Blistering.com: You never toured with a band, as a vocalist…Mortuus: No I never did.

Blistering.com: He only knew what you can do from listening to Funeral Mist…and you did have to fill in Legion’s shoes. That had to be his main concern, that you can do that night after night.

You should probably ask him that…

Blistering.com: Right, but here is what I really want to know: Were you confident you could pull it off on a full tour, night after night?

Absolutely. I know very well what I’m capable of. I know that what you hear on the records is what you will see and feel on stage. But I guess for him it was a gamble, in a way…

Blistering.com: You’ve seen Marduk with Legion…what did you think about his presence on stage as a whole, not only his voice? He was an intense guy…

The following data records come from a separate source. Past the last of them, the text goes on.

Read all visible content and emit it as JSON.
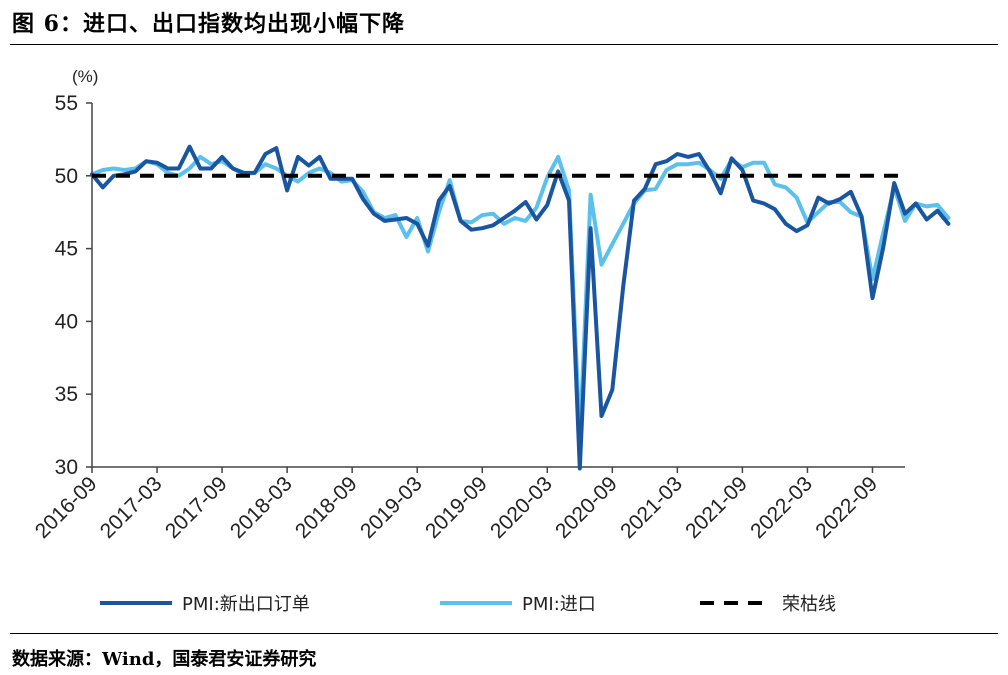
{
  "figure": {
    "title": "图 6：进口、出口指数均出现小幅下降",
    "source": "数据来源：Wind，国泰君安证券研究"
  },
  "chart_data": {
    "type": "line",
    "y_unit": "(%)",
    "ylim": [
      30,
      55
    ],
    "yticks": [
      30,
      35,
      40,
      45,
      50,
      55
    ],
    "x_tick_labels": [
      "2016-09",
      "2017-03",
      "2017-09",
      "2018-03",
      "2018-09",
      "2019-03",
      "2019-09",
      "2020-03",
      "2020-09",
      "2021-03",
      "2021-09",
      "2022-03",
      "2022-09"
    ],
    "x_start": "2016-09",
    "x_end": "2022-12",
    "legend_position": "bottom",
    "grid": false,
    "series": [
      {
        "name": "PMI:新出口订单",
        "color": "#1a56a0",
        "style": "solid",
        "values": [
          50.1,
          49.2,
          50.0,
          50.1,
          50.3,
          51.0,
          50.9,
          50.5,
          50.5,
          52.0,
          50.5,
          50.5,
          51.3,
          50.5,
          50.2,
          50.2,
          51.5,
          51.9,
          49.0,
          51.3,
          50.7,
          51.3,
          49.8,
          49.8,
          49.8,
          48.4,
          47.4,
          46.9,
          47.0,
          47.1,
          46.7,
          45.2,
          48.3,
          49.3,
          46.9,
          46.3,
          46.4,
          46.6,
          47.1,
          47.6,
          48.2,
          47.0,
          48.0,
          50.3,
          48.3,
          29.9,
          46.4,
          33.5,
          35.3,
          42.4,
          48.3,
          49.1,
          50.8,
          51.0,
          51.5,
          51.3,
          51.5,
          50.3,
          48.8,
          51.2,
          50.4,
          48.3,
          48.1,
          47.7,
          46.7,
          46.2,
          46.6,
          48.5,
          48.1,
          48.4,
          48.9,
          47.2,
          41.6,
          45.1,
          49.5,
          47.4,
          48.1,
          47.0,
          47.6,
          46.7
        ]
      },
      {
        "name": "PMI:进口",
        "color": "#5bc0eb",
        "style": "solid",
        "values": [
          50.1,
          50.4,
          50.5,
          50.4,
          50.5,
          51.0,
          50.8,
          50.2,
          50.0,
          50.5,
          51.3,
          50.8,
          51.0,
          50.5,
          50.1,
          50.2,
          50.8,
          50.5,
          50.0,
          49.6,
          50.2,
          50.5,
          50.2,
          49.6,
          49.7,
          48.9,
          47.5,
          47.1,
          47.3,
          45.8,
          47.1,
          44.8,
          47.5,
          49.7,
          46.9,
          46.8,
          47.3,
          47.4,
          46.7,
          47.1,
          46.9,
          47.8,
          49.9,
          51.3,
          49.0,
          31.9,
          48.7,
          43.9,
          45.3,
          46.7,
          48.1,
          49.0,
          49.1,
          50.4,
          50.8,
          50.8,
          50.9,
          50.4,
          49.8,
          51.1,
          50.6,
          50.9,
          50.9,
          49.4,
          49.2,
          48.5,
          46.8,
          47.5,
          48.2,
          48.2,
          47.5,
          47.2,
          42.9,
          46.1,
          49.2,
          46.9,
          48.1,
          47.9,
          48.0,
          47.1
        ]
      },
      {
        "name": "荣枯线",
        "color": "#000000",
        "style": "dashed",
        "values": [
          50
        ]
      }
    ]
  }
}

I like his voice on some of the albums, not all of them though. Panzer Division Marduk is the one that really stands out for me.

Blistering.com: Seeing him on stage…have you ever thought that “I could be better than this guy?” Or if not that, did you think you could take it to a whole new level?

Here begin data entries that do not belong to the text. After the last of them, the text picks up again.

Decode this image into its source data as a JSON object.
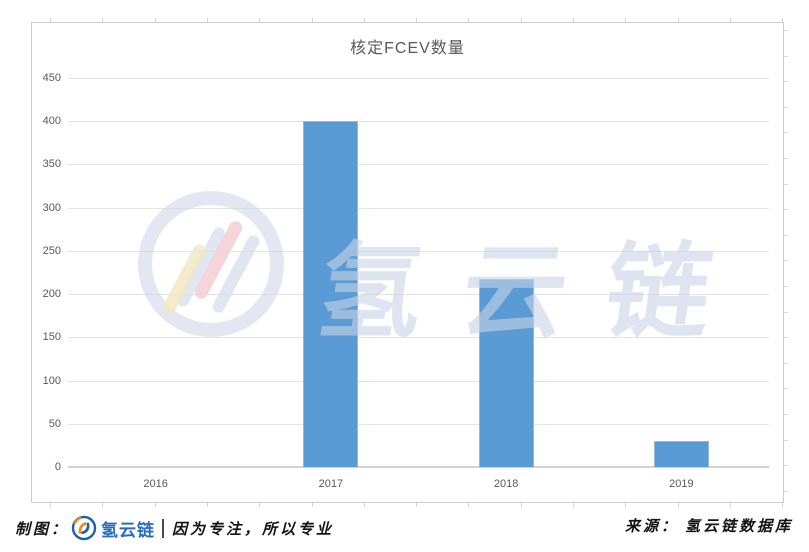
{
  "chart_data": {
    "type": "bar",
    "title": "核定FCEV数量",
    "categories": [
      "2016",
      "2017",
      "2018",
      "2019"
    ],
    "values": [
      0,
      400,
      217,
      30
    ],
    "xlabel": "",
    "ylabel": "",
    "ylim": [
      0,
      450
    ],
    "ytick_step": 50,
    "grid": true,
    "legend": "none",
    "bar_color": "#5b9bd5"
  },
  "watermark": {
    "text": "氢云链",
    "logo": "hydrogen-cloud-chain-ring-logo"
  },
  "footer": {
    "maker_label": "制图：",
    "brand": "氢云链",
    "divider": "|",
    "slogan": "因为专注，所以专业",
    "source_label": "来源：",
    "source_value": "氢云链数据库"
  },
  "colors": {
    "bar": "#5b9bd5",
    "bar_edge": "#8fbade",
    "gridline": "#e4e4e4",
    "axis_text": "#595959",
    "frame_border": "#c9cdd2",
    "brand_blue": "#2a6cbf",
    "logo_orange": "#f08c1e",
    "watermark_tint": "#cad3e6"
  }
}
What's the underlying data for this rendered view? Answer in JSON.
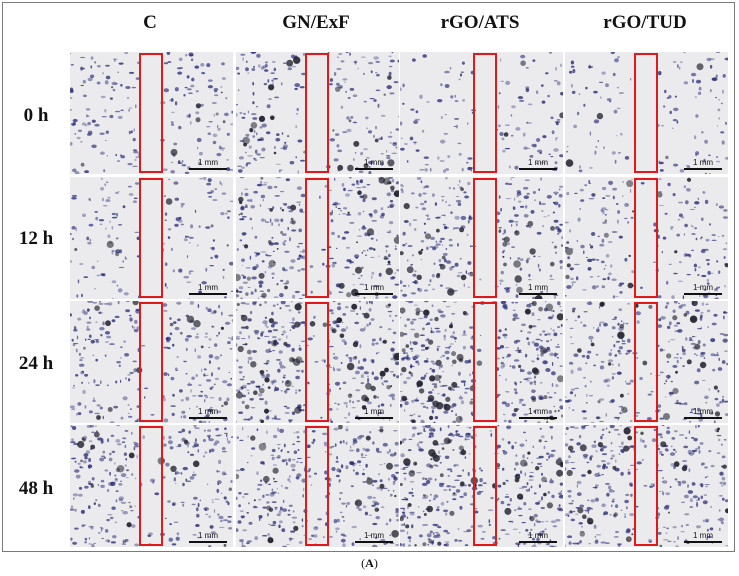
{
  "columns": [
    "C",
    "GN/ExF",
    "rGO/ATS",
    "rGO/TUD"
  ],
  "rows": [
    "0 h",
    "12 h",
    "24 h",
    "48 h"
  ],
  "scale_bar_label": "1 mm",
  "figure_label": {
    "open": "(",
    "letter": "A",
    "close": ")"
  },
  "colors": {
    "cell_stain": "#2c2f7a",
    "dark_cluster": "#222230",
    "background": "#ebebed",
    "wound_marker": "#e01a1a"
  }
}
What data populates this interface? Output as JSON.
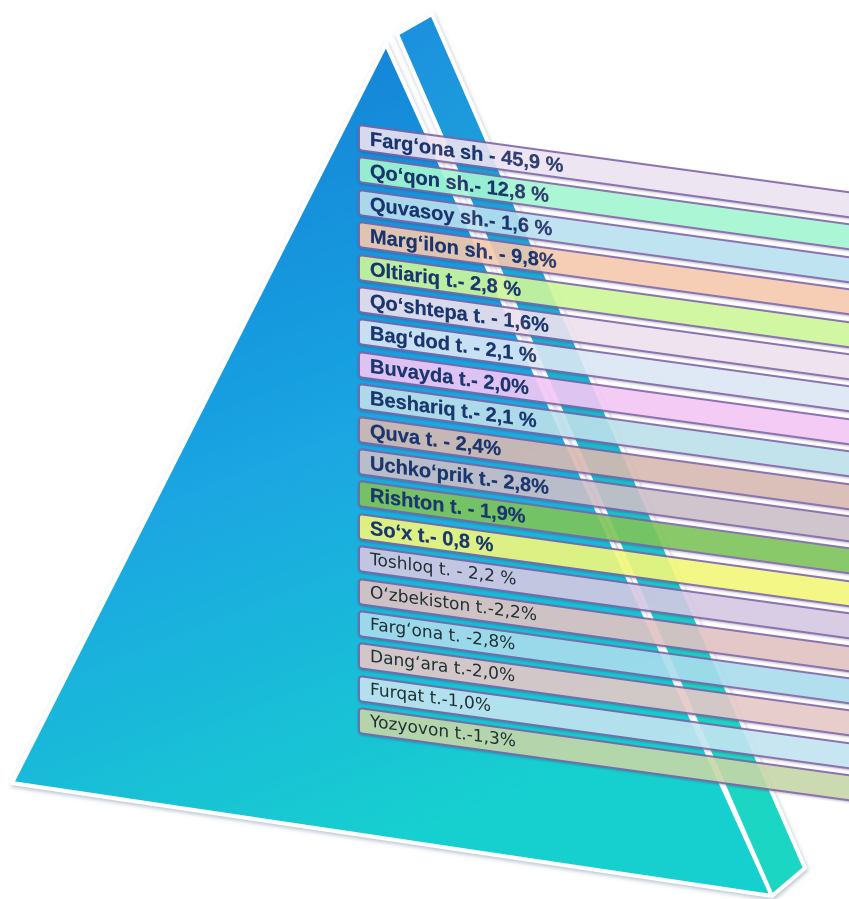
{
  "colors": {
    "pyramid_top": "#1479d4",
    "pyramid_mid": "#1aa6e2",
    "pyramid_bottom": "#19d0cf",
    "slab_border": "#7e64a6",
    "label_text": "#1b2a63"
  },
  "items": [
    {
      "label": "Farg‘ona sh - 45,9 %",
      "bg": "#ece3f1",
      "weight": "bold"
    },
    {
      "label": "Qo‘qon sh.- 12,8 %",
      "bg": "#a3f7d1",
      "weight": "bold"
    },
    {
      "label": "Quvasoy sh.- 1,6 %",
      "bg": "#b9e0ef",
      "weight": "bold"
    },
    {
      "label": "Marg‘ilon sh. - 9,8%",
      "bg": "#f5c9ad",
      "weight": "bold"
    },
    {
      "label": "Oltiariq t.- 2,8 %",
      "bg": "#cdf79a",
      "weight": "bold"
    },
    {
      "label": "Qo‘shtepa t. - 1,6%",
      "bg": "#ede1ee",
      "weight": "bold"
    },
    {
      "label": "Bag‘dod t. - 2,1 %",
      "bg": "#dbe7f5",
      "weight": "bold"
    },
    {
      "label": "Buvayda t.- 2,0%",
      "bg": "#f3c6f5",
      "weight": "bold"
    },
    {
      "label": "Beshariq t.- 2,1 %",
      "bg": "#bce0ea",
      "weight": "bold"
    },
    {
      "label": "Quva t.  - 2,4%",
      "bg": "#d8b9b2",
      "weight": "bold"
    },
    {
      "label": "Uchko‘prik t.- 2,8%",
      "bg": "#cbbfc7",
      "weight": "bold"
    },
    {
      "label": "Rishton t. - 1,9%",
      "bg": "#7ec45a",
      "weight": "bold"
    },
    {
      "label": "So‘x t.- 0,8 %",
      "bg": "#f2f77a",
      "weight": "bold"
    },
    {
      "label": "Toshloq t. - 2,2 %",
      "bg": "#d5c8e3",
      "weight": "normal"
    },
    {
      "label": "O‘zbekiston t.-2,2%",
      "bg": "#e2c3c3",
      "weight": "normal"
    },
    {
      "label": "Farg‘ona t. -2,8%",
      "bg": "#a9dced",
      "weight": "normal"
    },
    {
      "label": "Dang‘ara t.-2,0%",
      "bg": "#e6c8c8",
      "weight": "normal"
    },
    {
      "label": "Furqat t.-1,0%",
      "bg": "#c3e4f1",
      "weight": "normal"
    },
    {
      "label": "Yozyovon t.-1,3%",
      "bg": "#c6d7a8",
      "weight": "normal"
    }
  ]
}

The thing is, I have a very clear vision of what black metal should be. That’s what you’ve seen two nights ago on stage, and that’s what you’ll see tonight on stage as well, as simple as that. My vision of black metal is probably different than his. I’m not saying that I dislike what he did. I just think it’ different.

Blistering.com: Salvation is believed to be the album that started the whole Orthodox Black Metal movement. People look at it as probably the most important step, its cornerstone. This music is not what it was ten years ago…if you look at what’s happening in France, Deatshpell Omega, etc…

First of all I should say that I could never take credit for starting this kind of genre…you had bands like Ofermod who at the same time were doing the same thing, so I don’t want to take credit for anything, I just had my own vision. But these sort of things really don’t matter to me, labeling things for example. I like the idea of Orthodox black metal in one way, but on the other hand I don’t like it, I hate it even, because all black metal should be Orthodox. It shouldn’t be necessary to add this name to it. Also for the record, if some think that this name is added to just mock Christianity, they’re wrong, it’s nothing like that. It’s more like the purity of the music, it’s sacredness.